The Keystone Building in Aurora, Illinois is a building from 1922. It was listed on the National Register of Historic Places in 1980. The structure is one of two buildings on Stolp Island designed by George Grant Elmslie, the other one being the Graham Building. In addition, there are three other buildings within Aurora that share the same architect, (the Old Second National Bank, the Healy Chapel, and the German-American Bank) making Aurora, Illinois the biggest collection of Elmslie's commercial buildings.

==History==
The Keystone Building is the largest private office building designed by George Grant Elmslie. It also may be the largest office building designed in the Prairie Style. It was planned as the Joseph George & Newhall Building in 1922. The Aurora Silverplate Company had previously occupied the building, but moved out onto another lot. Their old building was partially demolished and Elmslie was tasked with incorporating part of it into a new building. It was Elmslie's first commission since he split from his business partner William G. Purcell.

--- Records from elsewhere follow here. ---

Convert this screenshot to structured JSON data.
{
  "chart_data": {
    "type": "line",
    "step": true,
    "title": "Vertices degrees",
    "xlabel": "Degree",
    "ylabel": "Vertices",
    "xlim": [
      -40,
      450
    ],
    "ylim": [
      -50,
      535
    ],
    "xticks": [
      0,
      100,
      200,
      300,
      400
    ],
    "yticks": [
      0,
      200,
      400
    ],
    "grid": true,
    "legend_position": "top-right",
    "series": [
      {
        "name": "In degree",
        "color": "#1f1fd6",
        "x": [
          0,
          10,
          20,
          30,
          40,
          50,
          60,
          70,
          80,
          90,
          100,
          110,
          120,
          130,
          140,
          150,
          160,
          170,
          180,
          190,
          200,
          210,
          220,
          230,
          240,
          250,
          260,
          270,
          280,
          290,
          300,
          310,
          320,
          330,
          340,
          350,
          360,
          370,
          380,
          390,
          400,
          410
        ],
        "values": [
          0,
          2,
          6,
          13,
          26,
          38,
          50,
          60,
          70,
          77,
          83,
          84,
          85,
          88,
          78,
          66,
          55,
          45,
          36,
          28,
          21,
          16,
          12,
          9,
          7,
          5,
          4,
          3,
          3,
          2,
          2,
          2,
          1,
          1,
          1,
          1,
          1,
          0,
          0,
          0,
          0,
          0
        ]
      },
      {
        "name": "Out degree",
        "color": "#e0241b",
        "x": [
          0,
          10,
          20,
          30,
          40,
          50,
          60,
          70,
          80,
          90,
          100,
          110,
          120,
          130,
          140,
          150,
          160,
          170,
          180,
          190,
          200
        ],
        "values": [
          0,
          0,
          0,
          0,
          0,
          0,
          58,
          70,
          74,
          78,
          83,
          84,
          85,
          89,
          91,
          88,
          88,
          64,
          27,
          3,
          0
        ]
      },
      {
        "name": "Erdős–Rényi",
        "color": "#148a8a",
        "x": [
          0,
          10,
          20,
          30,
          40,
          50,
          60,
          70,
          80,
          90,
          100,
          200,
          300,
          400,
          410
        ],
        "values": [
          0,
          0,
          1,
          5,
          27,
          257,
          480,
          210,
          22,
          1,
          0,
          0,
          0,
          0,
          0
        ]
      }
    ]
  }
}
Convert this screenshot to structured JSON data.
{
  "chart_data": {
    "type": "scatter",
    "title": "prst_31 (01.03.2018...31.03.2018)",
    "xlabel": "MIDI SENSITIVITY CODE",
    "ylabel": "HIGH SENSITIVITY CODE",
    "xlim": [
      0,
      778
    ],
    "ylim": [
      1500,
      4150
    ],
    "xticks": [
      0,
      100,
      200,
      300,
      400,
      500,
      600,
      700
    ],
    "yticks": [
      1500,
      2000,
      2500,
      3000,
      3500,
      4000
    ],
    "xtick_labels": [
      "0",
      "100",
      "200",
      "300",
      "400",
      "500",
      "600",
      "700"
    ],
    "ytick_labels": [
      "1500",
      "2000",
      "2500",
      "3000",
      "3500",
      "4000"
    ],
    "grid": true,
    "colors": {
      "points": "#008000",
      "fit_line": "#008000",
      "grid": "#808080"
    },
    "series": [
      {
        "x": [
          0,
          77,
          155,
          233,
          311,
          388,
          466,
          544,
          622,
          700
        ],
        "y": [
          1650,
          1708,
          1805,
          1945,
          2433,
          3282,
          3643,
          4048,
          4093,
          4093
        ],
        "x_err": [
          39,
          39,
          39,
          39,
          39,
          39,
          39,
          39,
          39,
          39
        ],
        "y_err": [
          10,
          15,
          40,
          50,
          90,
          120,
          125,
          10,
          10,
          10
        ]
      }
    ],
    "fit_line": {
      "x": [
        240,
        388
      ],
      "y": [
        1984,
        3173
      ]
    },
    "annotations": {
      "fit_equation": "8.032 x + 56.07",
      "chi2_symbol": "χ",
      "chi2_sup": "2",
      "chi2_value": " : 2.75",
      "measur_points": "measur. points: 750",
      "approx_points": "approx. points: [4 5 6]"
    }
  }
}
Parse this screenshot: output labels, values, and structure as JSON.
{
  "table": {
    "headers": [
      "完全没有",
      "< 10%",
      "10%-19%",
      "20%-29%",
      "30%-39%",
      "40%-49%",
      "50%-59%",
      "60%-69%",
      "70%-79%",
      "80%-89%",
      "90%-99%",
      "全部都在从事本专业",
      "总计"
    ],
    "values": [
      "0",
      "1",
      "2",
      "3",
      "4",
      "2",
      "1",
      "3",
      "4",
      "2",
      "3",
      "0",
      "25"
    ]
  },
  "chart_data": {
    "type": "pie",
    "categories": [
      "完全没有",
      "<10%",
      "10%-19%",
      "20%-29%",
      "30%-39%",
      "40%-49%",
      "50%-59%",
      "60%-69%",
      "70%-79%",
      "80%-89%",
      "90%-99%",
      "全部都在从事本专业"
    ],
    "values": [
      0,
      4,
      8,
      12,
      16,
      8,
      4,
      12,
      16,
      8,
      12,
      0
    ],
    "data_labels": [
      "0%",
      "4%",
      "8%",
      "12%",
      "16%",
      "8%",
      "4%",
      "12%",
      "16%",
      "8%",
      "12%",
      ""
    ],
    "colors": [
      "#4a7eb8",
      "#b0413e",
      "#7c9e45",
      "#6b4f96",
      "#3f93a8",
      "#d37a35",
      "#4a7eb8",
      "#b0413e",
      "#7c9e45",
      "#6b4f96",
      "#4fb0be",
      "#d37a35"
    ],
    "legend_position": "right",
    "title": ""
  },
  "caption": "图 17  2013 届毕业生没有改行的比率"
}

L. A. Fournier, who had worked with Purcell & Elmslie, was listed as an associate architect. The building was recognized by the National Park Service on its National Register of Historic Places on March 18, 1980. Furthermore, it is a contributing property to the Stolp Island Historic District, listed on September 10, 1986.

==Architecture==
The Keystone Building is found on Stolp Island in Aurora, Illinois. The four-story building features a ground floor dedicated to individual shops, each with a private entryway. The main (west) facade stretched 165 ft on Stolp Avenue. It is irregularly shaped on its rear facade, as it is on a triangular lot. The north facade is 115 ft long and the south is only 25 ft long. The entry to the main building is found under a patterned terra cotta screen. There are five major bays on the first floor: three north of the entry and two south. The bays are separated by brick piers, as is the entryway. The upper three floors have identical exteriors with double hung windows between brick piers. An ornamental terra cotta cornice caps the building on the main facade. The building is built with brown glazed brick with flecks of iron, which provides some blue and green bits. A terra cotta belt course is found above the first floor. Each of the six piers on the main facade features a decorative terra cotta shield. There are additional shields decorating the cornice. Eight bronze and glass light fixtures above the first floor provide external illumination.

Inside the main entrance leads to a lobby with an elevator and staircase. The three upper floors are divided into office suites off of a main corridor. Each floor features a central lobby with access to elevator and stair. A skylight is found above the fourth floor lobby. The floors are polished terrazzo. The remains of the previous building are found in the northeastern quadrant.